Perhaps one of the most famous diaries in history, Anne Frank: The girl's diary is a story of the struggle of the Jewish girls during World War II. Ann's diary talks about her two year hidden trip during the Nazi occupation of Amsterdam. When the family was finally found and caught in 1944, Ann was taken away at the Bergen - Belsen concentration camp. However, family longtime guardian Miep Gies discovered the diary and saved it to Ann's father and Otto Frank, the only survivor of the family, to recover it.

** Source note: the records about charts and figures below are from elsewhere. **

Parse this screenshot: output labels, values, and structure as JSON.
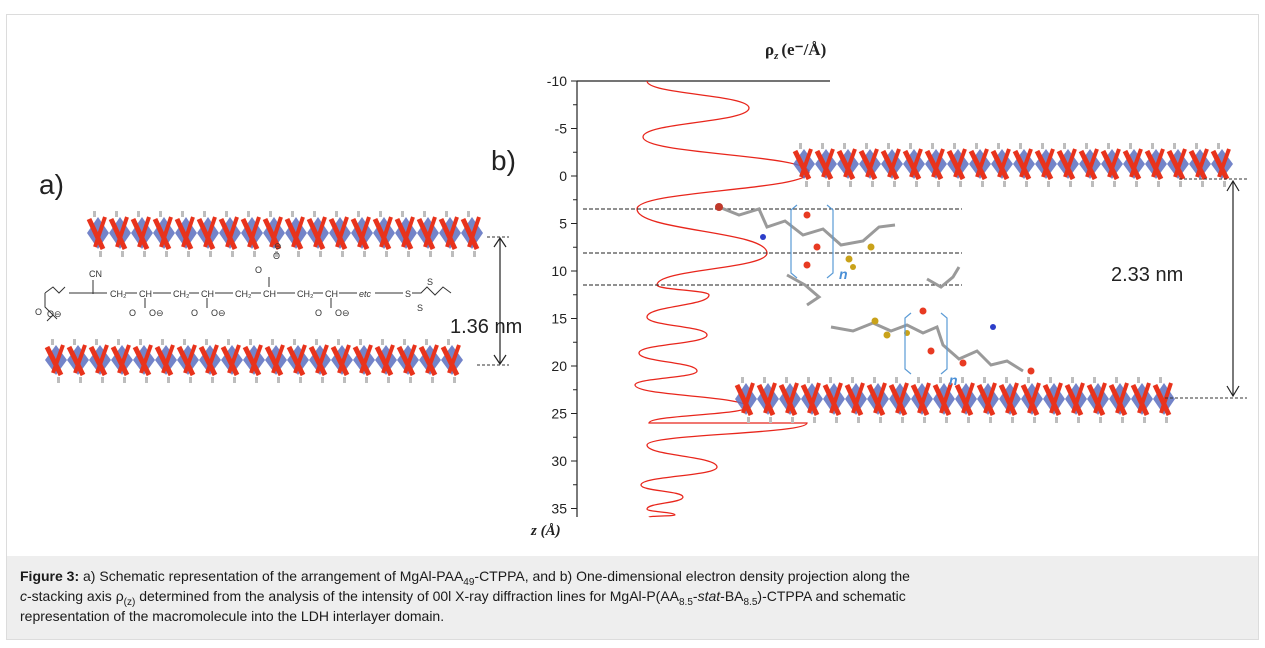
{
  "panel_a": {
    "label": "a)",
    "distance_label": "1.36 nm",
    "chem": {
      "cn": "CN",
      "ch2": "CH₂",
      "ch": "CH",
      "etc": "etc",
      "s": "S",
      "o": "O",
      "ominus": "O⊖",
      "ominus_top": "⊖"
    }
  },
  "panel_b": {
    "label": "b)",
    "distance_label": "2.33 nm",
    "n_label": "n",
    "axis_title_top": "ρ",
    "axis_title_top_sub": "z",
    "axis_title_top_unit": "(e⁻/Å)",
    "axis_title_left": "z (Å)",
    "ticks": [
      "-10",
      "-5",
      "0",
      "5",
      "10",
      "15",
      "20",
      "25",
      "30",
      "35"
    ]
  },
  "caption": {
    "figure_label": "Figure 3:",
    "part1": " a) Schematic representation of the arrangement of MgAl-PAA",
    "sub1": "49",
    "part2": "-CTPPA, and b) One-dimensional electron density projection along the",
    "c_italic": "c",
    "part3": "-stacking axis ρ",
    "sub2": "(z)",
    "part4": " determined from the analysis of the intensity of 00l X-ray diffraction lines for MgAl-P(AA",
    "sub3": "8.5",
    "part5": "-",
    "stat_italic": "stat",
    "part6": "-BA",
    "sub4": "8.5",
    "part7": ")-CTPPA and schematic",
    "part8": "representation of the macromolecule into the LDH interlayer domain."
  },
  "colors": {
    "density_curve": "#e8261c",
    "layer_red": "#e8331c",
    "layer_blue": "#5b6fc0",
    "layer_grey": "#bdbdbd",
    "n_label": "#4a8fd6",
    "caption_bg": "#eeeeee"
  }
}
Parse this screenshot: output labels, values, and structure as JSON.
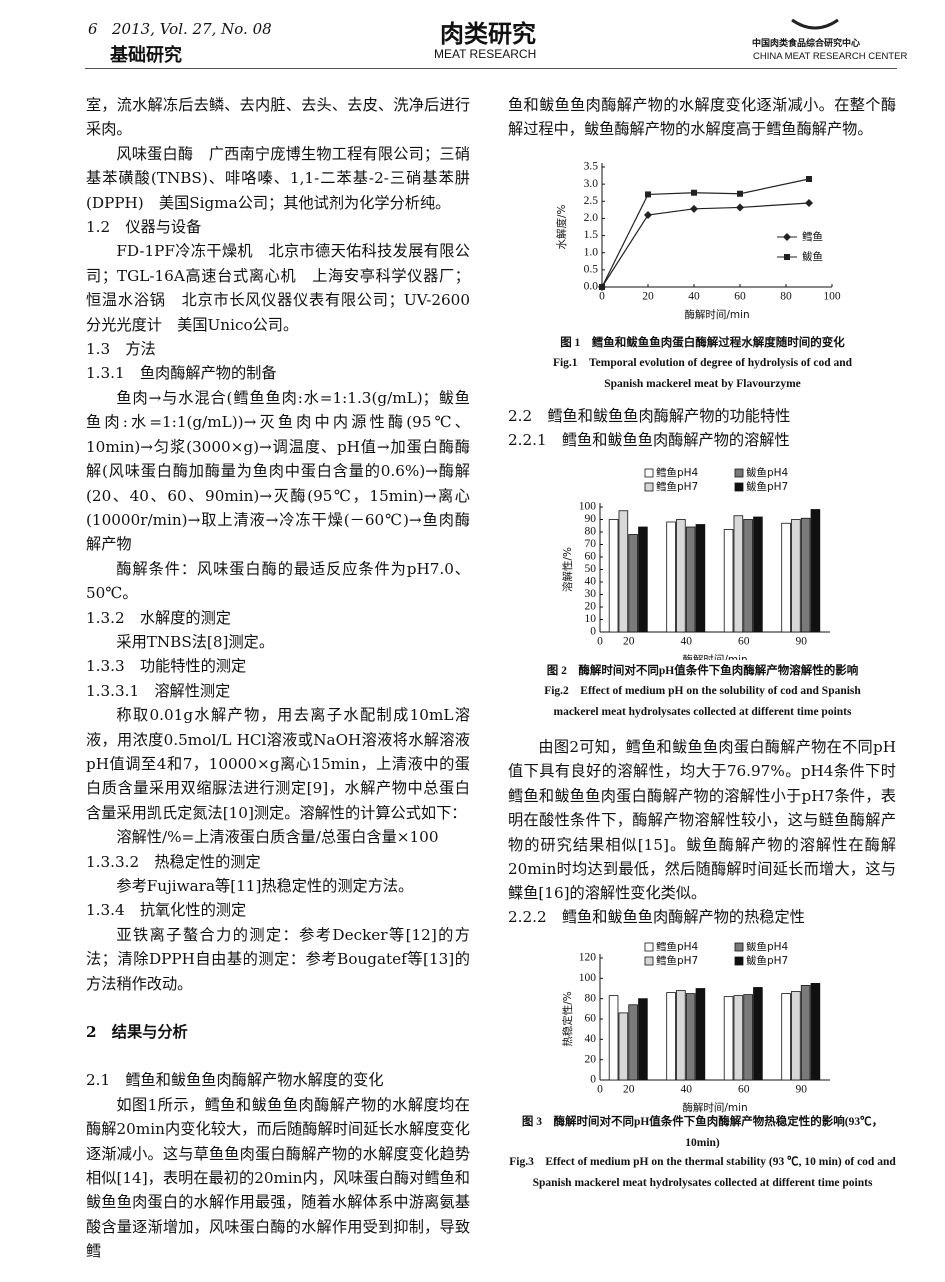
{
  "header": {
    "page": "6",
    "issue": "2013, Vol. 27, No. 08",
    "section": "基础研究",
    "journal": "肉类研究",
    "journal_en": "MEAT RESEARCH",
    "center": "中国肉类食品综合研究中心",
    "center_en": "CHINA MEAT RESEARCH CENTER"
  },
  "left": [
    "室，流水解冻后去鳞、去内脏、去头、去皮、洗净后进行采肉。",
    "风味蛋白酶　广西南宁庞博生物工程有限公司；三硝基苯磺酸(TNBS)、啡咯嗪、1,1-二苯基-2-三硝基苯肼(DPPH)　美国Sigma公司；其他试剂为化学分析纯。",
    "1.2　仪器与设备",
    "FD-1PF冷冻干燥机　北京市德天佑科技发展有限公司；TGL-16A高速台式离心机　上海安亭科学仪器厂；恒温水浴锅　北京市长风仪器仪表有限公司；UV-2600分光光度计　美国Unico公司。",
    "1.3　方法",
    "1.3.1　鱼肉酶解产物的制备",
    "鱼肉→与水混合(鳕鱼鱼肉:水=1:1.3(g/mL)；鲅鱼鱼肉:水=1:1(g/mL))→灭鱼肉中内源性酶(95℃、10min)→匀浆(3000×g)→调温度、pH值→加蛋白酶酶解(风味蛋白酶加酶量为鱼肉中蛋白含量的0.6%)→酶解(20、40、60、90min)→灭酶(95℃，15min)→离心(10000r/min)→取上清液→冷冻干燥(－60℃)→鱼肉酶解产物",
    "酶解条件：风味蛋白酶的最适反应条件为pH7.0、50℃。",
    "1.3.2　水解度的测定",
    "采用TNBS法[8]测定。",
    "1.3.3　功能特性的测定",
    "1.3.3.1　溶解性测定",
    "称取0.01g水解产物，用去离子水配制成10mL溶液，用浓度0.5mol/L HCl溶液或NaOH溶液将水解溶液pH值调至4和7，10000×g离心15min，上清液中的蛋白质含量采用双缩脲法进行测定[9]，水解产物中总蛋白含量采用凯氏定氮法[10]测定。溶解性的计算公式如下：",
    "溶解性/%=上清液蛋白质含量/总蛋白含量×100",
    "1.3.3.2　热稳定性的测定",
    "参考Fujiwara等[11]热稳定性的测定方法。",
    "1.3.4　抗氧化性的测定",
    "亚铁离子螯合力的测定：参考Decker等[12]的方法；清除DPPH自由基的测定：参考Bougatef等[13]的方法稍作改动。",
    "2　结果与分析",
    "2.1　鳕鱼和鲅鱼鱼肉酶解产物水解度的变化",
    "如图1所示，鳕鱼和鲅鱼鱼肉酶解产物的水解度均在酶解20min内变化较大，而后随酶解时间延长水解度变化逐渐减小。这与草鱼鱼肉蛋白酶解产物的水解度变化趋势相似[14]，表明在最初的20min内，风味蛋白酶对鳕鱼和鲅鱼鱼肉蛋白的水解作用最强，随着水解体系中游离氨基酸含量逐渐增加，风味蛋白酶的水解作用受到抑制，导致鳕"
  ],
  "right": [
    "鱼和鲅鱼鱼肉酶解产物的水解度变化逐渐减小。在整个酶解过程中，鲅鱼酶解产物的水解度高于鳕鱼酶解产物。",
    "2.2　鳕鱼和鲅鱼鱼肉酶解产物的功能特性",
    "2.2.1　鳕鱼和鲅鱼鱼肉酶解产物的溶解性",
    "由图2可知，鳕鱼和鲅鱼鱼肉蛋白酶解产物在不同pH值下具有良好的溶解性，均大于76.97%。pH4条件下时鳕鱼和鲅鱼鱼肉蛋白酶解产物的溶解性小于pH7条件，表明在酸性条件下，酶解产物溶解性较小，这与鲢鱼酶解产物的研究结果相似[15]。鲅鱼酶解产物的溶解性在酶解20min时均达到最低，然后随酶解时间延长而增大，这与鲽鱼[16]的溶解性变化类似。",
    "2.2.2　鳕鱼和鲅鱼鱼肉酶解产物的热稳定性"
  ],
  "chart_data": [
    {
      "type": "line",
      "caption": "图 1　鳕鱼和鲅鱼鱼肉蛋白酶解过程水解度随时间的变化",
      "caption_en": "Fig.1　Temporal evolution of degree of hydrolysis of cod and Spanish mackerel meat by Flavourzyme",
      "x_label": "酶解时间/min",
      "y_label": "水解度/%",
      "x": [
        0,
        20,
        40,
        60,
        90
      ],
      "series": [
        {
          "name": "鳕鱼",
          "color": "#222222",
          "marker": "diamond",
          "values": [
            0,
            2.1,
            2.28,
            2.32,
            2.45
          ]
        },
        {
          "name": "鲅鱼",
          "color": "#222222",
          "marker": "square",
          "values": [
            0,
            2.7,
            2.75,
            2.72,
            3.15
          ]
        }
      ],
      "xlim": [
        0,
        100
      ],
      "xticks": [
        0,
        20,
        40,
        60,
        80,
        100
      ],
      "ylim": [
        0,
        3.5
      ],
      "yticks": [
        {
          "value": 0,
          "label": "0.0"
        },
        0.5,
        {
          "value": 1,
          "label": "1.0"
        },
        1.5,
        {
          "value": 2,
          "label": "2.0"
        },
        2.5,
        {
          "value": 3,
          "label": "3.0"
        },
        3.5
      ],
      "legend": "right"
    },
    {
      "type": "bar",
      "caption": "图 2　酶解时间对不同pH值条件下鱼肉酶解产物溶解性的影响",
      "caption_en": "Fig.2　Effect of medium pH on the solubility of cod and Spanish mackerel meat hydrolysates collected at different time points",
      "x_label": "酶解时间/min",
      "y_label": "溶解性/%",
      "x_origin": "0",
      "categories": [
        "20",
        "40",
        "60",
        "90"
      ],
      "series": [
        {
          "name": "鳕鱼pH4",
          "color": "#ffffff",
          "values": [
            90,
            88,
            82,
            87
          ]
        },
        {
          "name": "鳕鱼pH7",
          "color": "#d8d8d8",
          "values": [
            97,
            90,
            93,
            90
          ]
        },
        {
          "name": "鲅鱼pH4",
          "color": "#7a7a7a",
          "values": [
            78,
            84,
            90,
            91
          ]
        },
        {
          "name": "鲅鱼pH7",
          "color": "#111111",
          "values": [
            84,
            86,
            92,
            98
          ]
        }
      ],
      "ylim": [
        0,
        100
      ],
      "yticks": [
        0,
        10,
        20,
        30,
        40,
        50,
        60,
        70,
        80,
        90,
        100
      ],
      "legend": "top"
    },
    {
      "type": "bar",
      "caption": "图 3　酶解时间对不同pH值条件下鱼肉酶解产物热稳定性的影响(93℃，10min)",
      "caption_en": "Fig.3　Effect of medium pH on the thermal stability (93 ℃, 10 min) of cod and Spanish mackerel meat hydrolysates collected at different time points",
      "x_label": "酶解时间/min",
      "y_label": "热稳定性/%",
      "x_origin": "0",
      "categories": [
        "20",
        "40",
        "60",
        "90"
      ],
      "series": [
        {
          "name": "鳕鱼pH4",
          "color": "#ffffff",
          "values": [
            83,
            86,
            82,
            85
          ]
        },
        {
          "name": "鳕鱼pH7",
          "color": "#d8d8d8",
          "values": [
            66,
            88,
            83,
            87
          ]
        },
        {
          "name": "鲅鱼pH4",
          "color": "#7a7a7a",
          "values": [
            74,
            85,
            84,
            93
          ]
        },
        {
          "name": "鲅鱼pH7",
          "color": "#111111",
          "values": [
            80,
            90,
            91,
            95
          ]
        }
      ],
      "ylim": [
        0,
        120
      ],
      "yticks": [
        0,
        20,
        40,
        60,
        80,
        100,
        120
      ],
      "legend": "top"
    }
  ]
}
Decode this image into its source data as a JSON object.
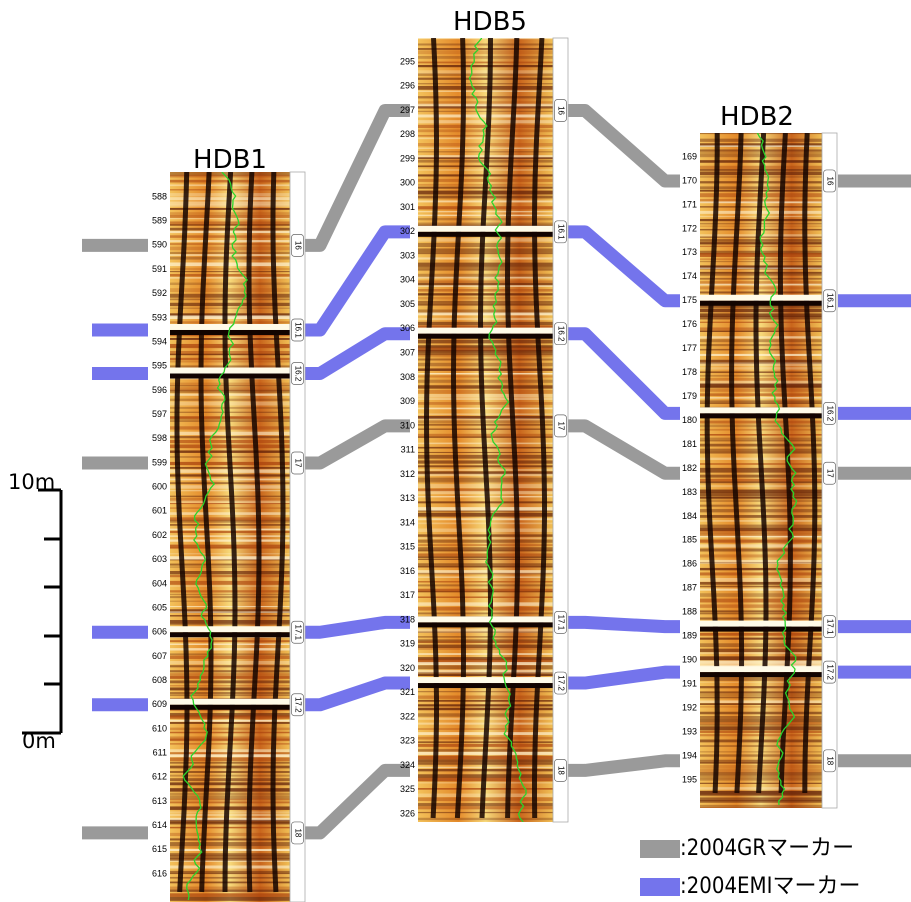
{
  "wells": [
    {
      "name": "HDB1",
      "depths": [
        588,
        589,
        590,
        591,
        592,
        593,
        594,
        595,
        596,
        597,
        598,
        599,
        600,
        601,
        602,
        603,
        604,
        605,
        606,
        607,
        608,
        609,
        610,
        611,
        612,
        613,
        614,
        615,
        616
      ],
      "markers": [
        {
          "label": "16",
          "kind": "GR",
          "depth": 590
        },
        {
          "label": "16.1",
          "kind": "EMI",
          "depth": 593.5
        },
        {
          "label": "16.2",
          "kind": "EMI",
          "depth": 595.3
        },
        {
          "label": "17",
          "kind": "GR",
          "depth": 599
        },
        {
          "label": "17.1",
          "kind": "EMI",
          "depth": 606
        },
        {
          "label": "17.2",
          "kind": "EMI",
          "depth": 609
        },
        {
          "label": "18",
          "kind": "GR",
          "depth": 614.3
        }
      ]
    },
    {
      "name": "HDB5",
      "depths": [
        295,
        296,
        297,
        298,
        299,
        300,
        301,
        302,
        303,
        304,
        305,
        306,
        307,
        308,
        309,
        310,
        311,
        312,
        313,
        314,
        315,
        316,
        317,
        318,
        319,
        320,
        321,
        322,
        323,
        324,
        325,
        326
      ],
      "markers": [
        {
          "label": "16",
          "kind": "GR",
          "depth": 297
        },
        {
          "label": "16.1",
          "kind": "EMI",
          "depth": 302
        },
        {
          "label": "16.2",
          "kind": "EMI",
          "depth": 306.2
        },
        {
          "label": "17",
          "kind": "GR",
          "depth": 310
        },
        {
          "label": "17.1",
          "kind": "EMI",
          "depth": 318.1
        },
        {
          "label": "17.2",
          "kind": "EMI",
          "depth": 320.6
        },
        {
          "label": "18",
          "kind": "GR",
          "depth": 324.2
        }
      ]
    },
    {
      "name": "HDB2",
      "depths": [
        169,
        170,
        171,
        172,
        173,
        174,
        175,
        176,
        177,
        178,
        179,
        180,
        181,
        182,
        183,
        184,
        185,
        186,
        187,
        188,
        189,
        190,
        191,
        192,
        193,
        194,
        195
      ],
      "markers": [
        {
          "label": "16",
          "kind": "GR",
          "depth": 170
        },
        {
          "label": "16.1",
          "kind": "EMI",
          "depth": 175
        },
        {
          "label": "16.2",
          "kind": "EMI",
          "depth": 179.7
        },
        {
          "label": "17",
          "kind": "GR",
          "depth": 182.2
        },
        {
          "label": "17.1",
          "kind": "EMI",
          "depth": 188.6
        },
        {
          "label": "17.2",
          "kind": "EMI",
          "depth": 190.5
        },
        {
          "label": "18",
          "kind": "GR",
          "depth": 194.2
        }
      ]
    }
  ],
  "scale": {
    "top": "10m",
    "bottom": "0m"
  },
  "legend": [
    {
      "kind": "GR",
      "label": ":2004GRマーカー",
      "color": "#9a9a9a"
    },
    {
      "kind": "EMI",
      "label": ":2004EMIマーカー",
      "color": "#7474ec"
    }
  ]
}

Anne Frank 's "Diary of the Young Girls" and "Night of Erie Weissel" are records of an unforgettable youth during the Second World War. Frank's diary states the life of the Nazis, and the work of Wiesel is a fictitious explanation of the fear of Nazi concentration camps. Both books provide the reader with a brilliant portrait of the life of the Jews during the war, indicating the hero's courage and hope.
The night setting, the time and place of young girls of Anne Frank and Elie Wiesel are similar. Both works were done during the Second World War, but Anne Frank 's diary explained the events in Amsterdam and in Wessel' s night in Nazi concentration camps in Hungary and Poland. Anne Frank was hiding during the war era, and Wiesel's "night" mainly occurred in concentration camps. Anne Frank's diary is a memoir written about the fact that her family is obliged to hide in order not to be caught by the Nazis in Amsterdam. Henry Frank's family is Jewish like Erie Weissel. Wessel 's night expresses the artist' s own experience, so it 's like a memoir, but in the evening it is a fictitious explanation of these experiences. Wiesel hired a narrator named Eliezer to tell the story. And it provided the writer an emotional distance from the traumatic event he experienced in the Polish Auschwitz concentration camp.